Comme il était prévisible, le vingtième anniversaire des événements tragiques et abominables du 11 septembre 2001 suscite quantité de commémorations, rétrospectives, bilans et commentaires. S’y joignent en France les émotions que réveillent les procès consécutifs aux attentats sauvages de 2015 : il y a un an ceux de janvier contre Charlie Hebdo, et maintenant ceux de novembre au Bataclan. On n’a sans doute pas encore pris la mesure de ces défis à la rationalité qui sous-tend tout ce que nous croyons et faisons.

Ce qui désarçonne est la haine qu’il a fallu pour concevoir, préparer et exécuter ces massacres. Le but était non seulement de tuer à l’aveugle aussi massivement que possible, mais encore que le retentissement soit énorme, de manière à provoquer la terreur, c’est-à-dire des sentiments d’impuissance et d’insécurité, d’incapacité à comprendre et donc à réagir pour rétablir un ordre et des règles ou au moins des conventions de coexistence à défaut de coopération.

Ces attentats ont remis en cause un principe implicitement sacré, et pas uniquement en Occident, à savoir la valeur de la vie humaine. Peu importait que les victimes soient inconnues des terroristes, qui n’avaient aucune raison d’en vouloir personnellement à aucune. En se livrant à des attaques délibérément suicidaires, les fanatiques manifestaient qu’ils entendaient faire un maximum de dégâts et de morts sans rien épargner, pas même leur propre peau.
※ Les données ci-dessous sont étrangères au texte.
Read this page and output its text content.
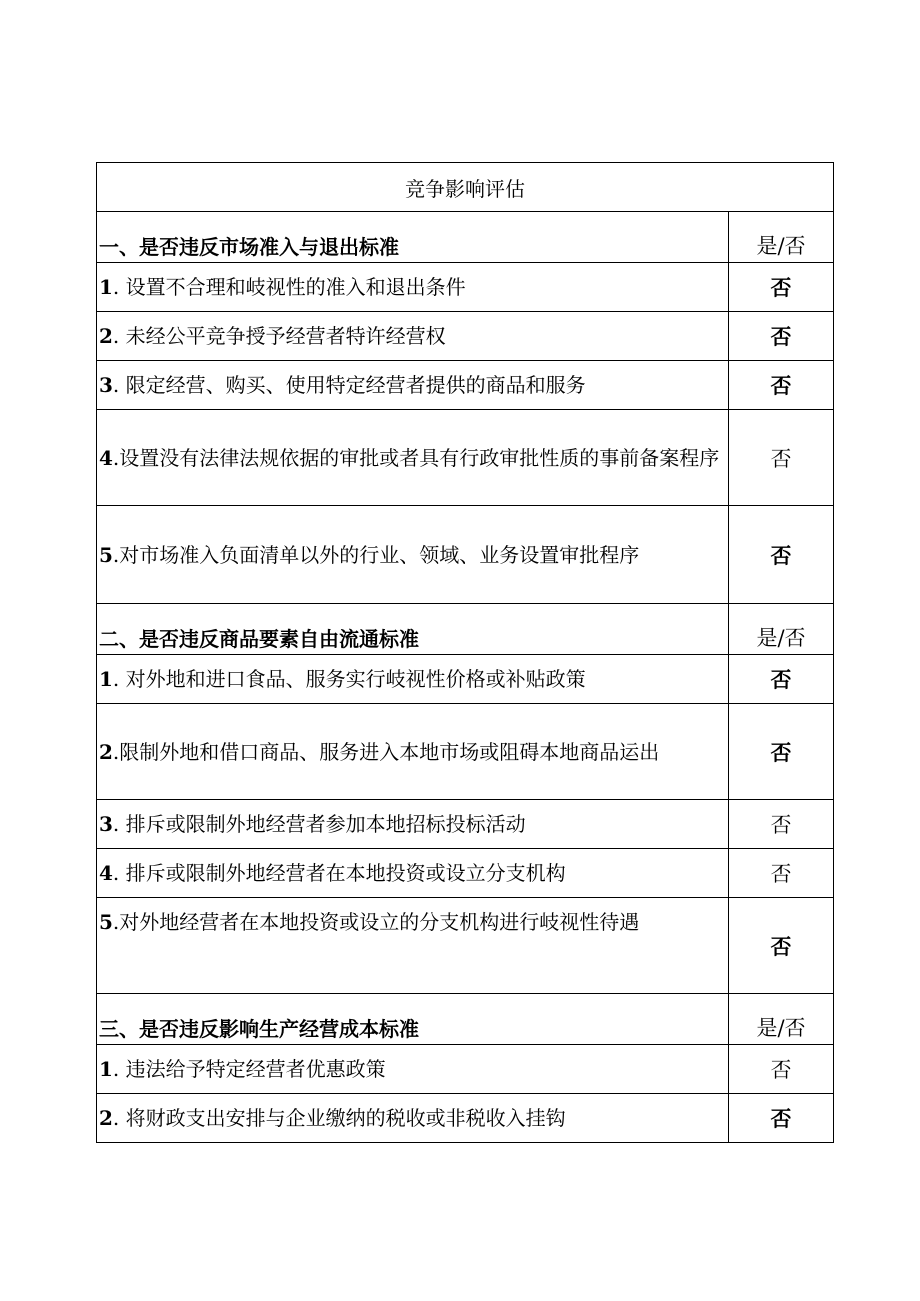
竞争影响评估	
一、是否违反市场准入与退出标准	是/否
1. 设置不合理和岐视性的准入和退出条件	否
2. 未经公平竞争授予经营者特许经营权	否
3. 限定经营、购买、使用特定经营者提供的商品和服务	否
4.设置没有法律法规依据的审批或者具有行政审批性质的事前备案程序	否
5.对市场准入负面清单以外的行业、领域、业务设置审批程序	否
二、是否违反商品要素自由流通标准	是/否
1. 对外地和进口食品、服务实行岐视性价格或补贴政策	否
2.限制外地和借口商品、服务进入本地市场或阻碍本地商品运出	否
3. 排斥或限制外地经营者参加本地招标投标活动	否
4. 排斥或限制外地经营者在本地投资或设立分支机构	否
5.对外地经营者在本地投资或设立的分支机构进行岐视性待遇	否
三、是否违反影响生产经营成本标准	是/否
1. 违法给予特定经营者优惠政策	否
2. 将财政支出安排与企业缴纳的税收或非税收入挂钩	否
La subversion de la rationalité que nous supposons universelle est illustrée par le fait que, le 11 septembre 2001, les terroristes ont utilisé l’un contre l’autre deux symboles de notre civilisation en lançant des avions sur des gratte-ciel. Les premiers permettent de se déplacer plus loin et plus vite que jamais dans l’histoire. Ils ont raccourci les distances, au moins en temps. Les seconds étaient comme les tours de contrôle du business international et les signes triomphants de sa toute-puissance. Le nom des gigantesques buildings jumeaux du bas de Manhattan était éloquent : World Trade Center, c’est-à-dire centre du commerce mondial. C’est donc un aspect constitutif de la "mondialisation" qui a servi à en démolir un autre, la retournant malgré elle contre elle-même.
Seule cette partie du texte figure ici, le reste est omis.